Vectorization, 7-bit encoding

Question 1

I was curious how vectorization works and how to write suck code. To start simple I choose 7-bit encoding as my test suspect. I'm not expecting improved throughput in any way. My implementation works just fine, until we go over 2^31 due to compare not doing unsigned comparison. I would like to know how this could be tackled. Looking for some feedback, hints & improvements!

Here is my implementation

internal static class VariableInt
{
 internal static void Write7BitEncodedVector(uint value, Span<byte> output)
 {
 //Constants
 Vector128<uint> shiftBy = VariableInt.ReadVector<uint>(VariableInt.SHIFT);
 Vector128<byte> shuffle = VariableInt.ReadVector<byte>(VariableInt.SHUFFLE);
 Vector128<uint> mask = VariableInt.ReadVector<uint>(VariableInt.MASK);
 //A, B, C, D
 Vector128<uint> input = Vector128.Create(value);
 //A, B >> 7, C >> 14, D >> 21
 Vector128<uint> shift = Avx2.ShiftRightLogicalVariable(input, shiftBy);
 //If greter than or equal to 0x00000080, 0x00004000, 0x00200000, 0x10000000
 Vector128<int> compareResult = Sse2.CompareGreaterThan(shift.AsInt32(), mask.AsInt32());
 Vector128<uint> or = Sse2.And(compareResult.AsUInt32(), mask); //Get bit on 0x80
 Vector128<uint> final = Sse2.Or(shift, or); //Merge the "continue" flag, 0x80
 //Map every ints first byte to one integer
 Vector128<byte> shuffled = Ssse3.Shuffle(final.AsByte(), shuffle);
 ref byte outputRef = ref MemoryMarshal.GetReference(output);
 ref uint outputRefAsUint = ref Unsafe.As<byte, uint>(ref MemoryMarshal.GetReference(output));
 //Writes the shuffled int to the output
 outputRefAsUint = shuffled.AsUInt32().GetElement(0);
 //7-Bit encoding can have 5 bytes, write the last byte manually
 output[4] = (byte)(value >> 28);
 }
 private static Vector128<T> ReadVector<T>(ReadOnlySpan<sbyte> data) where T : struct => Unsafe.As<T, Vector128<T>>(ref Unsafe.As<sbyte, T>(ref MemoryMarshal.GetReference(data)));
 private static ReadOnlySpan<sbyte> SHIFT => new sbyte[]
 {
 0, 0, 0, 0, //1u >> 0
 7, 0, 0, 0, //1u >> 7
 14, 0, 0, 0, //1u >> 14
 21, 0, 0, 0 //1u >> 21
 };
 private static ReadOnlySpan<sbyte> MASK => new sbyte[]
 {
 -128, 0, 0, 0, //0x80
 -128, 0, 0, 0, //0x80
 -128, 0, 0, 0, //0x80
 -128, 0, 0, 0 //0x80
 };
 private static ReadOnlySpan<sbyte> SHUFFLE => new sbyte[]
 {
 0, 4, 8, 12,
 -1, -1, -1, -1,
 -1, -1, -1, -1,
 -1, -1, -1, -1
 };
}

And the point of vectorization is to improve throughput so lets throw the benchmarks too! Nothing interesting here really. Tested on i7-7700HQ.
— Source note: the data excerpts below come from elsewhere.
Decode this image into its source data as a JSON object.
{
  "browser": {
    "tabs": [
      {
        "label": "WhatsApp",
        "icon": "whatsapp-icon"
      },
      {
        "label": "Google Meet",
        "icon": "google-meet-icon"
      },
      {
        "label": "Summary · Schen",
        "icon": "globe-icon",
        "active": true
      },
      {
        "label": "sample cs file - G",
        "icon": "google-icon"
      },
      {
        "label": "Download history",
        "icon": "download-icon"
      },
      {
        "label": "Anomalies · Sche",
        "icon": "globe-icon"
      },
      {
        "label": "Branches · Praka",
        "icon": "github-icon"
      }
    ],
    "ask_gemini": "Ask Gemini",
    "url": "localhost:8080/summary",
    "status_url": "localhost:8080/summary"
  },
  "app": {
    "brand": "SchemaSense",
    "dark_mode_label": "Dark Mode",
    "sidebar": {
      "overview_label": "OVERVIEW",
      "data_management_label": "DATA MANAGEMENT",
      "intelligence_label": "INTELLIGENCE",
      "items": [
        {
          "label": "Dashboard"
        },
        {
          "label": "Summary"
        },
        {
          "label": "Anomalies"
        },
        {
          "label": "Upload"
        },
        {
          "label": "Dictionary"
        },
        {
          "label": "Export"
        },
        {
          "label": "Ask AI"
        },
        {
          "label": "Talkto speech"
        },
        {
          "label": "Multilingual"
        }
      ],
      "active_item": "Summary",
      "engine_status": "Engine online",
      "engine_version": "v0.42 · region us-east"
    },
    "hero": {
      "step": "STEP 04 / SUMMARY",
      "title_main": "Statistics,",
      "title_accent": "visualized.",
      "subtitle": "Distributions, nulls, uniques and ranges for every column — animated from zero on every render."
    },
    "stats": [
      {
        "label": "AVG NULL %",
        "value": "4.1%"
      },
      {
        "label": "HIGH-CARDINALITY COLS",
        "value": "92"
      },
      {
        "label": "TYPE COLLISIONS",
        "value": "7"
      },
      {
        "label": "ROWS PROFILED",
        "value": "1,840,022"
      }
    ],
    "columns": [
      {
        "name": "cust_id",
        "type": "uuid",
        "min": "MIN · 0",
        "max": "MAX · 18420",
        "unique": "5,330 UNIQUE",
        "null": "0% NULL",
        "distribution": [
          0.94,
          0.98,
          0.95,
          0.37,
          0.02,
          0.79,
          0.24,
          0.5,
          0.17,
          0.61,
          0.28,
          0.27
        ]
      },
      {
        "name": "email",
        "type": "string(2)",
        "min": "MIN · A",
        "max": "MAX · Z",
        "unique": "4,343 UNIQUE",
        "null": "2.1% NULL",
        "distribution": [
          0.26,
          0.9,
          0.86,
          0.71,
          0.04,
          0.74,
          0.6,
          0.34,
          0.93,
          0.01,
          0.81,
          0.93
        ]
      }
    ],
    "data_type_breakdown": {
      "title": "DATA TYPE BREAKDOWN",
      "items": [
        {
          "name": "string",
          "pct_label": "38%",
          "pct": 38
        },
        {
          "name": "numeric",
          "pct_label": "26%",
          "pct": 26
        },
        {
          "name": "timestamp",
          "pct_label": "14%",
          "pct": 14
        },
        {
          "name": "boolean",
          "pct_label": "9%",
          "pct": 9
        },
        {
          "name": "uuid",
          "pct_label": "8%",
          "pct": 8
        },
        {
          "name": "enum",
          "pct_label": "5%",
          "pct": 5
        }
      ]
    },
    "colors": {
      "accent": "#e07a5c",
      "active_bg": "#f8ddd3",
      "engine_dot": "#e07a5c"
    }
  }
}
| Method | Value | Mean | Error | StdDev |
|-------------- |---------- |---------:|----------:|----------:|
| WriteUnrolled | 0 | 6.614 ns | 0.1574 ns | 0.1395 ns |
| WriteUnrolled | 128 | 7.523 ns | 0.1718 ns | 0.1607 ns |
| WriteUnrolled | 16384 | 7.697 ns | 0.1244 ns | 0.1164 ns |
| WriteUnrolled | 2097152 | 8.259 ns | 0.1460 ns | 0.1366 ns |
| WriteUnrolled | 268435456 | 8.857 ns | 0.0888 ns | 0.0787 ns |
| Method | Mean | Error | StdDev |
|------------ |---------:|----------:|----------:|
| WriteVector | 7.441 ns | 0.1753 ns | 0.1640 ns |

For the curious, the JITted assembly is as follows:

mov r8,1A4F0843780h 
vmovupd xmm0,xmmword ptr [r8] 
mov r8,1A4F0843790h 
vmovupd xmm1,xmmword ptr [r8] 
mov r8,1A4F0843770h 
vmovupd xmm2,xmmword ptr [r8] 
vmovd xmm3,ecx 
vpbroadcastd xmm3,xmm3 
vpsrlvd xmm0,xmm3,xmm0 
vpcmpgtd xmm3,xmm0,xmm2 
vpand xmm2,xmm3,xmm2 
vpor xmm0,xmm0,xmm2 
vpshufb xmm0,xmm0,xmm1 
vmovd r8d,xmm0 
mov dword ptr [rax],r8d 
cmp edx,4
jbe 00007FFC21009B31 #Bounds Check
shr ecx,1Ch 
mov byte ptr [rax+4],cl 
add rsp,28h 
ret

Question 2

Please don't change your code once answers start coming in. That gets confusing very fast for other users passing by. If you have a new version of your code you'd like to get reviewed, please post a new question. Feel free to include a link to this question for extra context.

Question 3

My implementation works just fine, until we go over 2^31 due to compare not doing unsigned comparison.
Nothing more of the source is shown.